Malac, while on a courtesy call to the Speaker of Parliament, Rebecca Kadaga, reportedly warned Ugandan MPs not to pass a law banning importation in Uganda of second hand clothing. Malac reportedly said passing such a law would impact negatively on the African Growth and Opportunity Act (AGOA), the trade pact under which America and Uganda opened their markets to specified products from either country.

Under the deal, according to the latest figures from the U.S. Department of Commerce’s International Trade Commission (from 2014), Uganda imports at least 1,500 tons of secondhand clothing annually from the U.S. In total, including all goods, the U.S. exported goods worth US$78 million to Uganda over the same period.

In return-trade, under AGOA, in in 2014 Uganda exported goods worth US$46 million at customs value.

Those are small, and declining figures compared to other Sub-Saharan economies trading with the U.S. under AGOA. Neighbouring Kenya, for example, imported items worth US$1,600 million from the U.S., Ethiopia, US$1,700 million, and South Africa US$7,300 million. Over the same period Kenya exported to the U.S. items worth US$566 million, Ethiopia US$206 million, Chad US$2,328, and South Africa US$8,307 million.

However, those richer economies mainly exported petroleum and agricultural produce and imported machinery and aircraft. Poorer countries like Uganda export mainly apparels, handicrafts, and trinkets. In return, they are major markets for imported second-hand items like machinery, cars, and clothing and shoes from the U.S.

That possibly explains why Ambassador Malac was concerned that the Uganda parliament was contemplating a ban on second-hand imports.
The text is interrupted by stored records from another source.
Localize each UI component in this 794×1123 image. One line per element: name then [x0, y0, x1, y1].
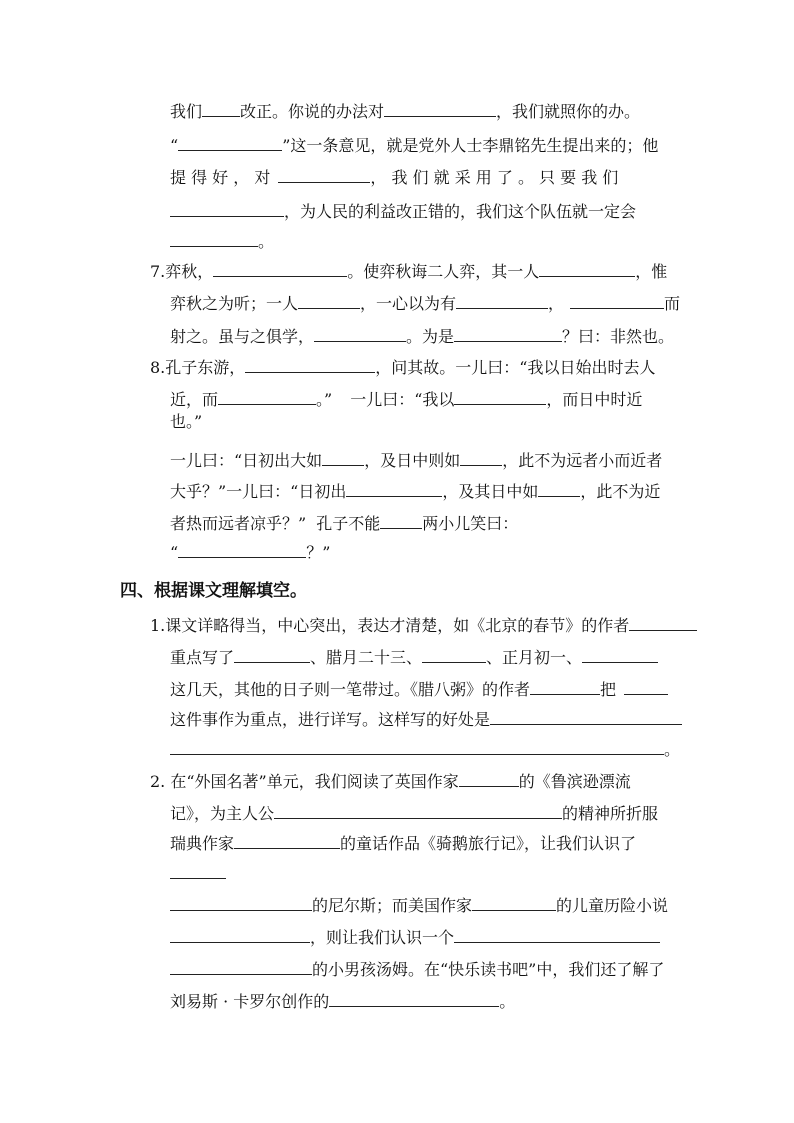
answer-blank[interactable] [454, 926, 660, 943]
answer-blank[interactable] [456, 292, 548, 309]
answer-blank[interactable] [278, 166, 370, 183]
answer-blank[interactable] [538, 480, 580, 497]
answer-blank[interactable] [346, 480, 442, 497]
s4-question-2-line-7: 的小男孩汤姆。在“快乐读书吧”中，我们还了解了 [170, 958, 664, 980]
answer-blank[interactable] [530, 678, 600, 695]
section-4-heading: 四、根据课文理解填空。 [120, 581, 307, 601]
answer-blank[interactable] [570, 292, 664, 309]
s4-question-2-line-3: 瑞典作家 的童话作品《骑鹅旅行记》，让我们认识了 [170, 834, 637, 853]
answer-blank[interactable] [170, 862, 226, 879]
answer-blank[interactable] [245, 356, 375, 373]
answer-blank[interactable] [274, 802, 562, 819]
answer-blank[interactable] [460, 449, 502, 466]
passage-line-2: “ ”这一条意见，就是党外人士李鼎铭先生提出来的；他 [170, 136, 659, 155]
s4-question-2-line-5: 的尼尔斯；而美国作家 的儿童历险小说 [170, 894, 668, 916]
answer-blank[interactable] [170, 894, 312, 911]
s4-question-1-line-3: 这几天，其他的日子则一笔带过。《腊八粥》的作者 把 [170, 678, 668, 700]
question-8-line-4: 一儿曰：“日初出大如 ，及日中则如 ，此不为远者小而近者 [170, 451, 663, 470]
passage-line-1: 我们 改正。你说的办法对 ，我们就照你的办。 [170, 102, 641, 121]
s4-question-2-line-8: 刘易斯 · 卡罗尔创作的 。 [170, 992, 516, 1011]
question-8-line-2: 近，而 。” 一儿曰：“我以 ，而日中时近 [170, 390, 643, 409]
passage-line-3: 提 得 好 ， 对 ， 我 们 就 采 用 了 。 只 要 我 们 [170, 168, 619, 187]
passage-line-4: ，为人民的利益改正错的，我们这个队伍就一定会 [170, 200, 636, 222]
answer-blank[interactable] [298, 292, 360, 309]
question-7-line-3: 射之。虽与之俱学， 。为是 ？曰：非然也。 [170, 327, 675, 346]
answer-blank[interactable] [178, 541, 306, 558]
answer-blank[interactable] [170, 230, 258, 247]
s4-question-1-line-1: 1.课文详略得当，中心突出，表达才清楚，如《北京的春节》的作者 [150, 614, 697, 636]
question-7-line-1: 7.弈秋， 。使弈秋诲二人弈，其一人 ，惟 [150, 262, 668, 281]
answer-blank[interactable] [234, 646, 310, 663]
answer-blank[interactable] [170, 738, 664, 755]
answer-blank[interactable] [384, 100, 496, 117]
question-7-line-2: 弈秋之为听；一人 ，一心以为有 ， 而 [170, 294, 681, 313]
answer-blank[interactable] [454, 325, 562, 342]
answer-blank[interactable] [490, 708, 682, 725]
answer-blank[interactable] [314, 325, 406, 342]
answer-blank[interactable] [170, 958, 312, 975]
passage-line-5: 。 [170, 230, 274, 252]
answer-blank[interactable] [322, 449, 364, 466]
answer-blank[interactable] [539, 260, 635, 277]
question-8-line-7: “ ？” [170, 543, 331, 562]
question-8-line-1: 8.孔子东游， ，问其故。一儿曰：“我以日始出时去人 [150, 358, 656, 377]
answer-blank[interactable] [329, 990, 499, 1007]
question-8-line-6: 者热而远者凉乎？” 孔子不能 两小儿笑曰： [170, 514, 519, 533]
answer-blank[interactable] [582, 646, 658, 663]
question-8-line-3: 也。” [170, 412, 203, 431]
question-8-line-5: 大乎？”一儿曰：“日初出 ，及其日中如 ，此不为近 [170, 482, 661, 501]
answer-blank[interactable] [624, 678, 668, 695]
answer-blank[interactable] [459, 770, 519, 787]
answer-blank[interactable] [213, 260, 347, 277]
answer-blank[interactable] [454, 388, 546, 405]
answer-blank[interactable] [472, 894, 556, 911]
s4-question-1-line-2: 重点写了 、腊月二十三、 、正月初一、 [170, 646, 658, 668]
s4-question-2-line-2: 记》，为主人公 的精神所折服 [170, 804, 659, 823]
answer-blank[interactable] [422, 646, 486, 663]
answer-blank[interactable] [178, 134, 282, 151]
answer-blank[interactable] [234, 832, 340, 849]
s4-question-2-line-6: ，则让我们认识一个 [170, 926, 660, 948]
s4-question-1-line-4: 这件事作为重点，进行详写。这样写的好处是 [170, 708, 682, 730]
s4-question-1-line-5: 。 [170, 738, 680, 760]
answer-blank[interactable] [170, 926, 310, 943]
answer-blank[interactable] [202, 100, 240, 117]
answer-blank[interactable] [629, 614, 697, 631]
answer-blank[interactable] [218, 388, 316, 405]
answer-blank[interactable] [170, 200, 284, 217]
answer-blank[interactable] [380, 512, 422, 529]
s4-question-2-line-4 [170, 862, 226, 884]
s4-question-2-line-1: 2. 在“外国名著”单元，我们阅读了英国作家 的《鲁滨逊漂流 [150, 772, 631, 791]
The move is part of an agreed position of leaders of East African member states to ban the importation of used clothes, shoes, and cars as part of a proposed market protection regime to spur import-substitution industrialisation in the region.


Big business

Down in Owino, however, Jasmine Namisango who was busy showing me her trove of undergarments appears unaware of the undercurrents of the business she is involved in. For her selling used clothing is a matter of survival for her and her six children. For 16-years, the 42-year old single mother has catered for her family needs through selling second-hand items locally called mivumba.

She is one of an estimated 50,000 vendors/traders in Owino Market, majority of whom deal in second hand clothes, shoes, bed sheets, bags, and whatever else the can buy cheap from what Americans discard and can sell at a profit.
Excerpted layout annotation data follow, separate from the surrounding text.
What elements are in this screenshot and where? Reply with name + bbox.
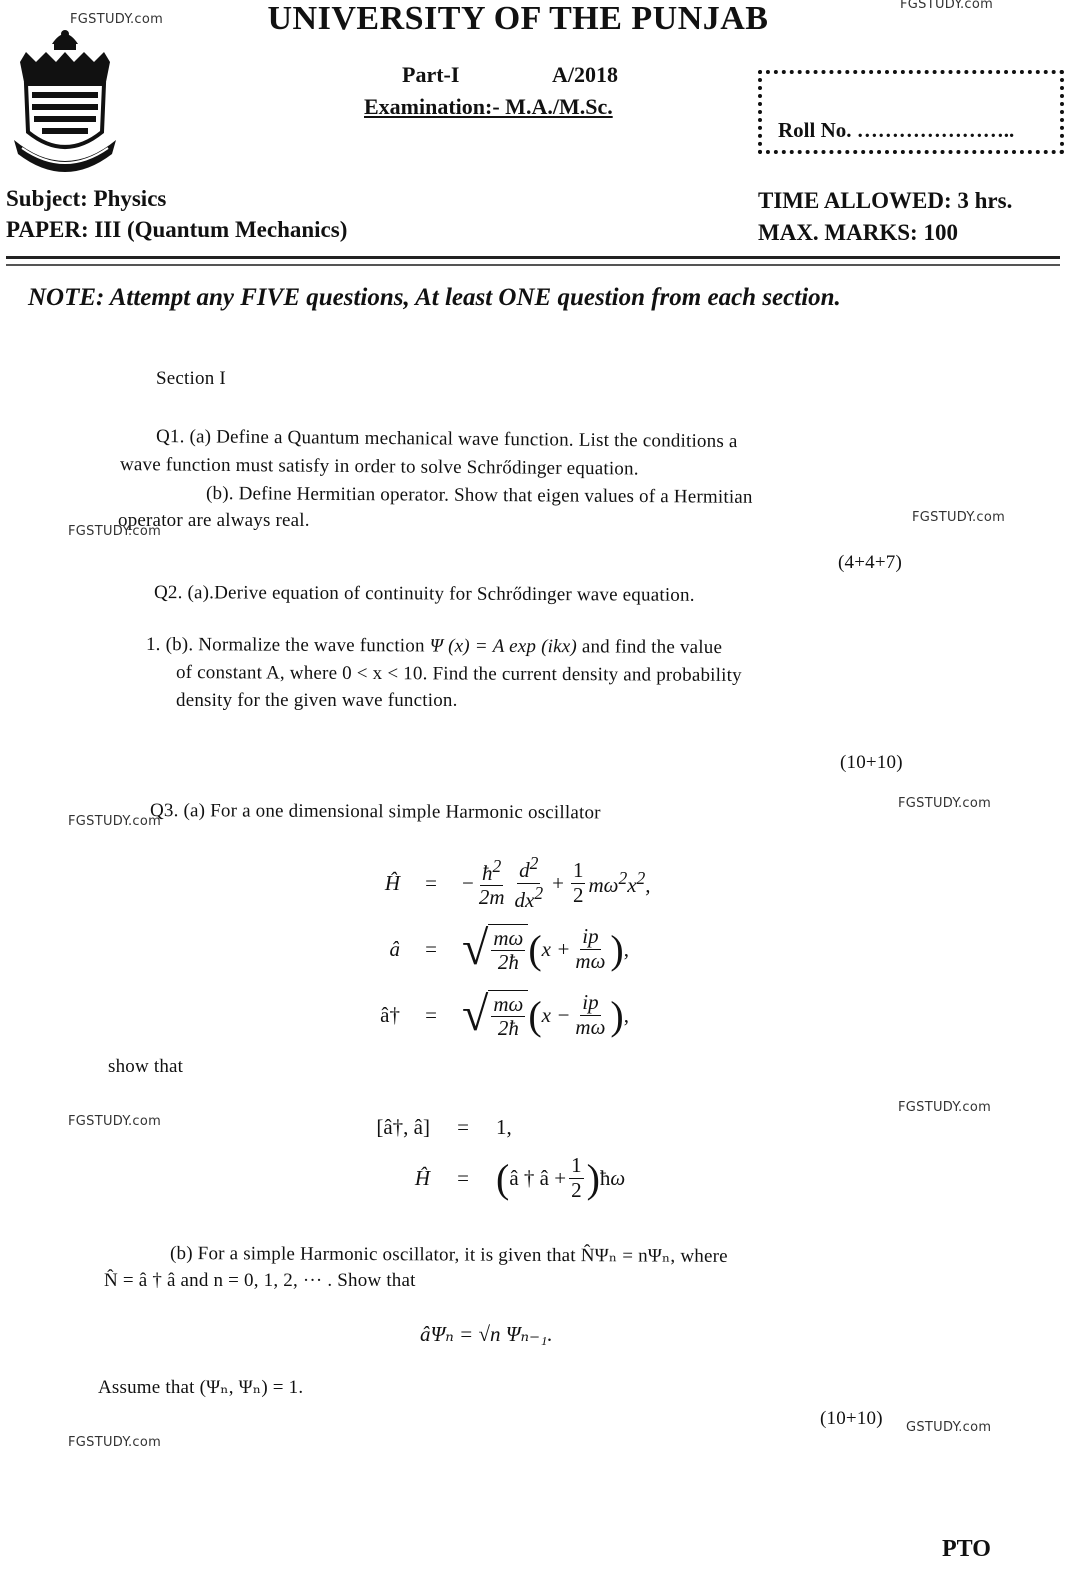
page-turn-over-label: PTO: [942, 1536, 991, 1562]
watermark: FGSTUDY.com: [68, 1435, 162, 1450]
university-crest-logo: [12, 22, 118, 172]
q2-part-b-cont: density for the given wave function.: [176, 690, 458, 711]
roll-number-field[interactable]: Roll No. …………………..: [778, 118, 1015, 142]
assume-normalization: Assume that (Ψₙ, Ψₙ) = 1.: [98, 1377, 304, 1398]
instructions-note: NOTE: Attempt any FIVE questions, At least ONE question from each section.: [28, 284, 841, 311]
watermark: FGSTUDY.com: [898, 1100, 992, 1115]
q3-part-b-cont: N̂ = â † â and n = 0, 1, 2, ··· . Show that: [104, 1270, 416, 1291]
watermark: FGSTUDY.com: [68, 814, 162, 829]
watermark: FGSTUDY.com: [68, 524, 162, 539]
watermark: FGSTUDY.com: [68, 1114, 162, 1129]
session-label: A/2018: [552, 62, 618, 87]
q1-part-a: Q1. (a) Define a Quantum mechanical wave function. List the conditions a: [155, 426, 738, 453]
watermark: FGSTUDY.com: [900, 0, 994, 12]
q3-marks: (10+10): [820, 1408, 883, 1429]
lowering-operator-equation: â = √ $\frac{m\omega}{2ħ}$ ( x + $\frac{ip}{m\omega}$ ) ,: [389, 922, 629, 975]
q1-part-b: (b). Define Hermitian operator. Show that eigen values of a Hermitian: [205, 483, 753, 508]
watermark: FGSTUDY.com: [898, 796, 992, 811]
q2-part-b: [146, 634, 722, 659]
hamiltonian-ladder-equation: Ĥ = ( â † â + $\frac{1}{2}$ ) ħω: [414, 1153, 626, 1202]
commutator-equation: [â†, â] = 1,: [376, 1114, 512, 1139]
commutator-equations: [340, 1106, 625, 1208]
watermark: FGSTUDY.com: [70, 12, 164, 27]
max-marks-label: MAX. MARKS: 100: [758, 220, 958, 245]
paper-label: PAPER: III (Quantum Mechanics): [6, 217, 348, 242]
lowering-result-equation: âΨₙ = √n Ψₙ₋₁.: [420, 1322, 553, 1346]
q1-part-b-cont: operator are always real.: [118, 510, 310, 531]
q2-part-b-prefix: 1. (b). Normalize the wave function: [145, 634, 425, 657]
subject-label: Subject: Physics: [6, 186, 167, 211]
wave-function-expression: Ψ (x) = A exp (ikx): [429, 635, 577, 658]
show-that-label: show that: [108, 1056, 184, 1077]
q2-part-b-suffix: and find the value: [581, 636, 723, 659]
examination-label: Examination:- M.A./M.Sc.: [364, 94, 613, 119]
q2-part-b-cont: of constant A, where 0 < x < 10. Find the current density and probability: [175, 662, 742, 686]
hamiltonian-equations: [340, 850, 651, 1048]
header-divider: [6, 256, 1060, 259]
q1-part-a-cont: wave function must satisfy in order to solve Schrődinger equation.: [119, 454, 639, 480]
time-allowed-label: TIME ALLOWED: 3 hrs.: [758, 188, 1013, 213]
q2-part-a: Q2. (a).Derive equation of continuity for Schrődinger wave equation.: [153, 582, 695, 606]
university-title: UNIVERSITY OF THE PUNJAB: [267, 0, 769, 37]
q3-part-b: (b) For a simple Harmonic oscillator, it is given that N̂Ψₙ = nΨₙ, where: [169, 1243, 728, 1267]
hamiltonian-equation: Ĥ = − $\frac{ħ^2}{2m}$ $\frac{d^2}{dx^2}$ + $\frac{1}{2}$ $m\omega^2x^2$,: [384, 853, 651, 912]
q3-part-a: Q3. (a) For a one dimensional simple Harmonic oscillator: [149, 800, 601, 824]
part-label: Part-I: [402, 62, 460, 87]
watermark: FGSTUDY.com: [912, 510, 1006, 525]
watermark: GSTUDY.com: [906, 1420, 992, 1435]
q1-marks: (4+4+7): [838, 552, 902, 573]
header-divider: [6, 264, 1060, 266]
raising-operator-equation: â† = √ $\frac{m\omega}{2ħ}$ ( x − $\frac{ip}{m\omega}$ ) ,: [380, 988, 629, 1041]
q2-marks: (10+10): [840, 752, 903, 773]
roll-number-box: [758, 70, 1064, 154]
section-title: Section I: [156, 368, 226, 389]
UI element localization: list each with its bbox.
They operate on the largest open market in Uganda which is on approximately 7.04 hectares of land, an area about the size of seven football stadiums. The market has been operating for 45 years, since 1971. It has a sector for other merchandise like fresh foods, plastics, fruits and vegetables, and more, but second-hand clothes rule.

Most Ugandans will testify that the diversity of the fare on offer is overwhelmingly attractive.

Young trendy people get to wear items from top design shops from all over the world including Ralph Lauren, Hugo Boss, Tommy Hilfiger, Gucci, Ungaro and more. The seniors get suits and dresses from Prada, Harrera, Louis Vitton, Westwood, Next, Marks and Spencer and more.